Five things you want know about sex, but don’t want to ask


Graphic by Emily Forschen

Sex can be an uncomfortable topic of conversation, but healthy discussions are important when it comes to defining consent, STDs and birth control.

by Sumaia Wegner, Staff Writer

Sex can be an awkward topic to talk about, especially in college. Here are five questions that may have crossed your mind. 

Am I the only virgin on campus?

Let me tell you right now, even though it may seem like everyone around you is bragging about their two-hour long Friday night soiree (even though it probably lasted two minutes), you are not the only virgin on campus. In fact, according to a study done by New York Magazine, 40 percent of college students are virgins. There are a lot of stigmas that come with “college life,” but the truth is the experiences are not the same for everyone. If you feel you are ready to be intimate with someone, do your research. Ask questions. Don’t feel shy or hesitant because this is all a part of growing up. Also, being a virgin does not make you an outcast. If you are saving yourself for someone special or are just not interested in sex, that just makes you more awesome because you are living your best life and being true to yourself.

What should I do if it feels weird down there?

Listen to your body and go to the doctor. If something is out of the ordinary, you will know. Talking about STDs is an uncomfortable subject, but what will be even more uncomfortable is the itchy feeling between your legs during your history class. If you are sexually active, it is your responsibility to practice safe sex. However, these situations are why San Diego State has a center for well-being and health promotion. This is your go to place on campus to get information regarding sex and any of the unexpected feelings or questions that come along with it. They provide students with tools, workshops and resources. If you take the time to educate yourself, it will decrease the odds of you going through an unpleasant meet up. The Well-being and Health Promotion department  is located in Suite 3201 on the third floor of Calpulli Center. They are open Monday to Friday from 8:30 a.m. to 4:30 p.m. Their phone number is 619-594-4133.

Is it consent if I was drunk?

By no means can a person consent to sex if they are intoxicated. Alcohol alters your state of mind. If you are drinking or plan to drink with someone, you need to discuss consent prior to doing so. To ensure there is no gray area, try texting the person you are planning to hook up with ahead of time. Let them know straight-forward that you do, or you do not want to engage with them. By discussing this through text, there is written proof for your intentions without any misleading confusion. You are entitled to your actions, so make sure you know what you want. No means no and yes means yes. Even a hesitant yes should be taken as a no. Think before you decide. Make sure you trust your judgment. If you are second guessing yourself about a situation, it is a situation to get out of. 

As stated above, information about well-being and health promotion is available at SDSU, this also includes information on alcohol and drug services.

Should I buy condoms/go on birth control?
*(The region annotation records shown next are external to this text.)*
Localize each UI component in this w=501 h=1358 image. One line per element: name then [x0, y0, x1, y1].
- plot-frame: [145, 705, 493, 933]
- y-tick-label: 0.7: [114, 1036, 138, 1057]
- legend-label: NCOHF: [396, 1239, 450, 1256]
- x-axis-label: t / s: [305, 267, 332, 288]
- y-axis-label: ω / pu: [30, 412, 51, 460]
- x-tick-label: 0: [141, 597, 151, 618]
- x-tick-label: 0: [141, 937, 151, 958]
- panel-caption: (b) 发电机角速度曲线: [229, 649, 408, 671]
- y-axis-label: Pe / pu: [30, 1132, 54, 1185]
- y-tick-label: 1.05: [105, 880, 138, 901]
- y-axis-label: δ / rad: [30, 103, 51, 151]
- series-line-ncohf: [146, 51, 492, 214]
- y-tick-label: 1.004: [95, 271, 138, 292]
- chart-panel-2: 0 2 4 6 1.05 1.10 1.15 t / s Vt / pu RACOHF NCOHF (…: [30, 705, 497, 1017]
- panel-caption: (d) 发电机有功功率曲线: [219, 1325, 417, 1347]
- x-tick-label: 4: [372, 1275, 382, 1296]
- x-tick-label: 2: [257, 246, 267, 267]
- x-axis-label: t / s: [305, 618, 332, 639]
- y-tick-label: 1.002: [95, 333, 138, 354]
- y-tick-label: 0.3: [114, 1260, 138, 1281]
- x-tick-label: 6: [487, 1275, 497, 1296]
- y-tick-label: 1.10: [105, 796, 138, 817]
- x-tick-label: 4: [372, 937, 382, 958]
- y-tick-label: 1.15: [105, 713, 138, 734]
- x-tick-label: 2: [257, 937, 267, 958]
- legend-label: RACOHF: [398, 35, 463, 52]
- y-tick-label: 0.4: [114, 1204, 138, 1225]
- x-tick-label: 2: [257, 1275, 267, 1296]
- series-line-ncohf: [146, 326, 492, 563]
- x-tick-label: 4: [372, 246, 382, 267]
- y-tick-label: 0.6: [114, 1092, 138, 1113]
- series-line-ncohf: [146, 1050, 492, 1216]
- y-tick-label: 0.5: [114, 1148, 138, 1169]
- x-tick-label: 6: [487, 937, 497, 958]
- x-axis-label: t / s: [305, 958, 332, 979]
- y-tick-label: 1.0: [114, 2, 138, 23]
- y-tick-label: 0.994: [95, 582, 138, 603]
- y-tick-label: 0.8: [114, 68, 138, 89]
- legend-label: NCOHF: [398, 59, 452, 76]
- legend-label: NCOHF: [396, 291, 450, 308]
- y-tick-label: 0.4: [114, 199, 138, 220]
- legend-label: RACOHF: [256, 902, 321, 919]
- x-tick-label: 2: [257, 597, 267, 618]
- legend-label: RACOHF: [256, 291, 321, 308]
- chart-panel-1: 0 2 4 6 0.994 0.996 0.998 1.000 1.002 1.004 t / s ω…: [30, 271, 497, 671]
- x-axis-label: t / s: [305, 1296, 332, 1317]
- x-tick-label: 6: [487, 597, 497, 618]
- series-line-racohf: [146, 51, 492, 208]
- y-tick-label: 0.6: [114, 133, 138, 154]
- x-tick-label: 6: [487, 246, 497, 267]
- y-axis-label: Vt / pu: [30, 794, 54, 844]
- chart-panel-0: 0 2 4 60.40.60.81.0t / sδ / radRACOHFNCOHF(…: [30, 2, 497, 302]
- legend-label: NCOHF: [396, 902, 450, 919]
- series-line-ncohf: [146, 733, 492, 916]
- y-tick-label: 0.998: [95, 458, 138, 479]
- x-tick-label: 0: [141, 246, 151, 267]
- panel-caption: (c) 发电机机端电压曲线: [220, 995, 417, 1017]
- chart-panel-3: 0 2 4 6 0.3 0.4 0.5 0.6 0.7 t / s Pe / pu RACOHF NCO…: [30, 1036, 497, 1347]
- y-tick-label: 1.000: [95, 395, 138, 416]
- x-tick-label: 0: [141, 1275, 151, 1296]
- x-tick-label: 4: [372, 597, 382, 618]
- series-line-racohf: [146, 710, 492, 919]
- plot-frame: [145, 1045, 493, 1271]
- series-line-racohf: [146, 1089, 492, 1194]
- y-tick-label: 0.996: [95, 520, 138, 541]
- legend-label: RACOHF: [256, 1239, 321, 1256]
If you are sexually active, then yes. If you plan to be sexually active, then yes. For women, going on birth control needs to be discussed between you and your doctor. Birth control comes in many forms and affects hormones greatly, meaning you would have to find what works best for you. If you do not want to go on birth control, then you should carry some condoms yourself. There is no shame in being safe. For men, condoms are used for protection against pregnancy and STDs. So, if you want to make it through college without having to deal with that load, then I suggest wearing one for your load.

Where do I go for information for LGBTQ+ sex related questions?

The SDSU Center for Research on Sexuality and Sexual Health, located at 9245 Sky Park Court, Suite 224 is an incredible resource for our LGBTQ+ students. Their website contains a long list of resources where students can go and find information on sex, identity and support groups. When you are not studying for an exam or working on a group project, college is the time where you start to discover who you are and who you want to be. This means you will have encounters with all kinds of people and that can be nerve racking to think about. Luckily, SDSU and The Daily Aztec have your back with whatever you need.